In der Türkei landen Journalisten im Gefängnis, wenn sie regierungskritisch berichten. (4) Viele werden angeklagt und müssen mit Haftstrafen und Berufsverbot rechnen. Sogar die deutschen Medien werden von Ankara aus beobachtet. Das beste Beispiel dürfte aktuell allen bekannt sein: Die Klage von Präsident Erdogan gegen Jan Böhmermann. In der Türkei wäre der ZDF-Moderator sofort verhaftet, angeklagt und mundtot gemacht worden. Dass das in Deutschland nicht passiert ist und sich die Bundesregierung trotz der Zustimmung zur juristischen Untersuchung des Falls klar für Satire und Kunstfreiheit ausgesprochen hat, zeigt, welchen Stellenwert die Pressefreiheit in Deutschland hat.

In China wird regelmäßig das Internet zensiert. Seiten, die der Regierung nicht passen, zuletzt Berichte über die „Panama Papers“ (5), landen auf dem Index und können von China aus nicht aufgerufen werden.
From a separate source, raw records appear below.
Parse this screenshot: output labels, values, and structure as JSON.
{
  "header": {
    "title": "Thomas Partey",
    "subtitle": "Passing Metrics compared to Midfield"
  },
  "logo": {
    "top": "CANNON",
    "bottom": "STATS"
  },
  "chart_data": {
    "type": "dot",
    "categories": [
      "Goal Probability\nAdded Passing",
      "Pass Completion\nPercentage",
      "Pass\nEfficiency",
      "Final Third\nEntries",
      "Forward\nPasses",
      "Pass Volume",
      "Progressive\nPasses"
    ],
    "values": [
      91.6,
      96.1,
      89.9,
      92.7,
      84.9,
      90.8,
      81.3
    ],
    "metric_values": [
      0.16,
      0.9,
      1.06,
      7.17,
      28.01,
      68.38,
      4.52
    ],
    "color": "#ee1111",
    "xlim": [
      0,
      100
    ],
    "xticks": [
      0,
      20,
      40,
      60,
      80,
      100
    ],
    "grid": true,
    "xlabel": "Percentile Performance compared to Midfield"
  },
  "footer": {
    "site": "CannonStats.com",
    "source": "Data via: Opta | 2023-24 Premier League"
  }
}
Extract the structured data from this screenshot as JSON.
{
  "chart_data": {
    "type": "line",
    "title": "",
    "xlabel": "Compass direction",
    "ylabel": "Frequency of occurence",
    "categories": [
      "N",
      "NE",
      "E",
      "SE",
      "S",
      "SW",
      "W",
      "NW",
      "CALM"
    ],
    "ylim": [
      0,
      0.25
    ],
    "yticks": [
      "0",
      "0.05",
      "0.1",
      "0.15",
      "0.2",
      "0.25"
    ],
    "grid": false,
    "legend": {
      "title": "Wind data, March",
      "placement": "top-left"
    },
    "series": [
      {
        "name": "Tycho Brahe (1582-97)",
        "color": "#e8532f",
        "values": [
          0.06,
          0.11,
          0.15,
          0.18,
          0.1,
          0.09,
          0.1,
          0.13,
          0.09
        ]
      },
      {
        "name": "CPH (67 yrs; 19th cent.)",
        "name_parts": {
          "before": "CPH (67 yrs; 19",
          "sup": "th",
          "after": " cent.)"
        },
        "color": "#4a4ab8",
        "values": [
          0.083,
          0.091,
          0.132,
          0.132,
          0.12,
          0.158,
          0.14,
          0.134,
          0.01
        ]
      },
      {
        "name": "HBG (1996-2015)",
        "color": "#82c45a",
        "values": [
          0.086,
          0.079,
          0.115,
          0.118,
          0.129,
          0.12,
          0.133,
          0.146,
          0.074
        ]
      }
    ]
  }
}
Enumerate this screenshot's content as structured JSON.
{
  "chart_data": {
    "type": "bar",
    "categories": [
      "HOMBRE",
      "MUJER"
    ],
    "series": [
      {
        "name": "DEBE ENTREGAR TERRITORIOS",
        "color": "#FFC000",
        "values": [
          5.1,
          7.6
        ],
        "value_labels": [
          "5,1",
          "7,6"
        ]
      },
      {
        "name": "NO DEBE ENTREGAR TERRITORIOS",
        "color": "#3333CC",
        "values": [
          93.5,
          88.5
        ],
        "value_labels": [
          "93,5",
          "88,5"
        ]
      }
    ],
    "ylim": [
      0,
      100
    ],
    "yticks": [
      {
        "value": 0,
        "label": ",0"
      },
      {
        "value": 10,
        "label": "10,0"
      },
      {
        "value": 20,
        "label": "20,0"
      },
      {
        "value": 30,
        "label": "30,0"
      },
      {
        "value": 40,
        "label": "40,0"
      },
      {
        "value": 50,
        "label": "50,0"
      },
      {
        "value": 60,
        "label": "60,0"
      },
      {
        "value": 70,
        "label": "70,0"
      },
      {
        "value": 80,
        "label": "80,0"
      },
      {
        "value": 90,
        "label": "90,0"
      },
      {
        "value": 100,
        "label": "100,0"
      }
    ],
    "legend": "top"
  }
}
Auch Nordkorea zieht regelmäßig eine Nachrichten-Show ab. Bei Raketenstarts berichten die Staatsmedien einstimmig von deren friedlicher Absicht. In anderen Beiträgen, zum Beispiel zum Tod von Kim Jong Il, sind Menschen zu sehen, die wie auf Befehl trauern (6). Von solch unwirklichen Zuständen ist in Deutschland nicht der Hauch zu spüren. Wer behauptet, dass die deutsche Presse von der Regierung gelenkt wird, der wird von jedem Türken, Polen, Chinesen und Nordkoreaner schallend ausgelacht.

Bundespressekonferenz, Deutschlandtrend und Politbarometer

Würde die Regierung die deutsche Presselandschaft lenken, gäbe es in Berlin die Bundespressekonferenz nicht. Was ist das? Bei der Bundespressekonferenz lädt nicht etwa die Regierung die Journalisten ein, sondern umgekehrt. Die Presse bestimmt den Ablauf und die Gäste, was den Vorteil hat, dass auch viele kritische Fragen gestellt werden. Deswegen sehen die Politiker an den Mikros meist so unentspannt aus. Die Bundespressekonferenz ist weltweit nahezu einmalig und der beste Beleg für eine freie Presse in Deutschland.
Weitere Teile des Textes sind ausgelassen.